ASX lifts despite lithium rout, original energy chaos

Rising energy costs – which have underpinned the inflation epidemic this year and recession worries – were also on full display on Wednesday. Oil prices fluctuated after the European Union agreed to cut 90% of Russian oil, while reports said OPEC+ would suspend Russia’s participation in the current production deal.

Locally, Origin highlighted the chaos in the energy market as its shares plunged after the company lowered its profit forecast due to coal supply issues affecting Australia’s largest power station, its Eraring factory in New South Wales. Coal production problems at supplier Centennial Coal’s nearby Mandalong mine are expected to continue into next year.

“The recent under-delivery of coal at Eraring is resulting in lower plant production, additional replacement coal purchases at significantly higher prices, and is exacerbated by coal delivery constraints by rail” , said Origin.

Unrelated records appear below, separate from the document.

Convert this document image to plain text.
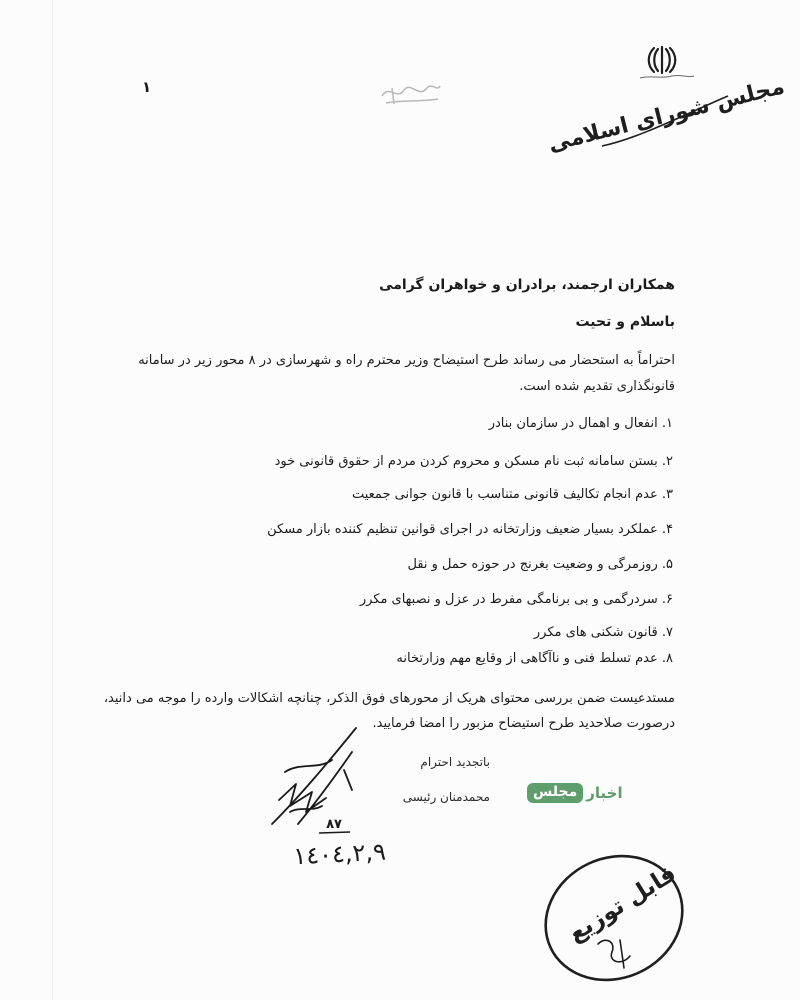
مجلس شورای اسلامی
۸۷
١٤٠٤,٢,٩
قابل توزیع
۱
همکاران ارجمند، برادران و خواهران گرامی
باسلام و تحیت
احتراماً به استحضار می رساند طرح استیضاح وزیر محترم راه و شهرسازی در ۸ محور زیر در سامانه
قانونگذاری تقدیم شده است.
۱. انفعال و اهمال در سازمان بنادر
۲. بستن سامانه ثبت نام مسکن و محروم کردن مردم از حقوق قانونی خود
۳. عدم انجام تکالیف قانونی متناسب با قانون جوانی جمعیت
۴. عملکرد بسیار ضعیف وزارتخانه در اجرای قوانین تنظیم کننده بازار مسکن
۵. روزمرگی و وضعیت بغرنج در حوزه حمل و نقل
۶. سردرگمی و بی برنامگی مفرط در عزل و نصبهای مکرر
۷. قانون شکنی های مکرر
۸. عدم تسلط فنی و ناآگاهی از وقایع مهم وزارتخانه
مستدعیست ضمن بررسی محتوای هریک از محورهای فوق الذکر، چنانچه اشکالات وارده را موجه می دانید،
درصورت صلاحدید طرح استیضاح مزبور را امضا فرمایید.
باتجدید احترام
محمدمنان رئیسی	اخبار
مجلس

Meanwhile, the local economy has grown enough to justify the series of rate hikes priced in by the market.

Betashares chief economist David Bassanese noted that the economy recorded stronger than expected first-quarter GDP growth of 0.8% “despite weather-related disruptions and the Omicron outbreak. – testimony to the strength of cashed-in Australian consumers”.

There are other silver linings EY chief economist Cherelle Murphy said.

“Mining profits reflected the recovery in Australia’s terms of trade, which rose 5.9%, mainly because export prices rose 9.6%.

“While revenues flow first to LNG, coal and iron ore producers who have benefited from limited supplies from other countries, these companies are hiring workers and raising wages to meet demand, and paying more for their inputs, which has positive effects. ”

Meanwhile, WeWork in Australia, ASX-listed coworking space operator Victory Offices, confirmed the closure of all its Sydney city locations and lost its chief financial officer.

Quote of the day:

“Nothing can change the fundamental flaw of this ultra-small ticket, buy now, pay later. You have to do these things very quickly and very precisely,” said former Humm chairman Andrew Abercrombie.

“And that’s where – everyone did it very quickly, but nobody did it very accurately, and that’s what kills every single one of these guys is the losses.”

Message of the day:

You may have missed: As Mike Cannon-Brookes goes after AGL’s doors, his former bidding partner, Canadian investment giant Brookfield, has already slipped word to the energy giant’s board, according to the Australian Financial Reviewin the Street Talk section. Watch this place.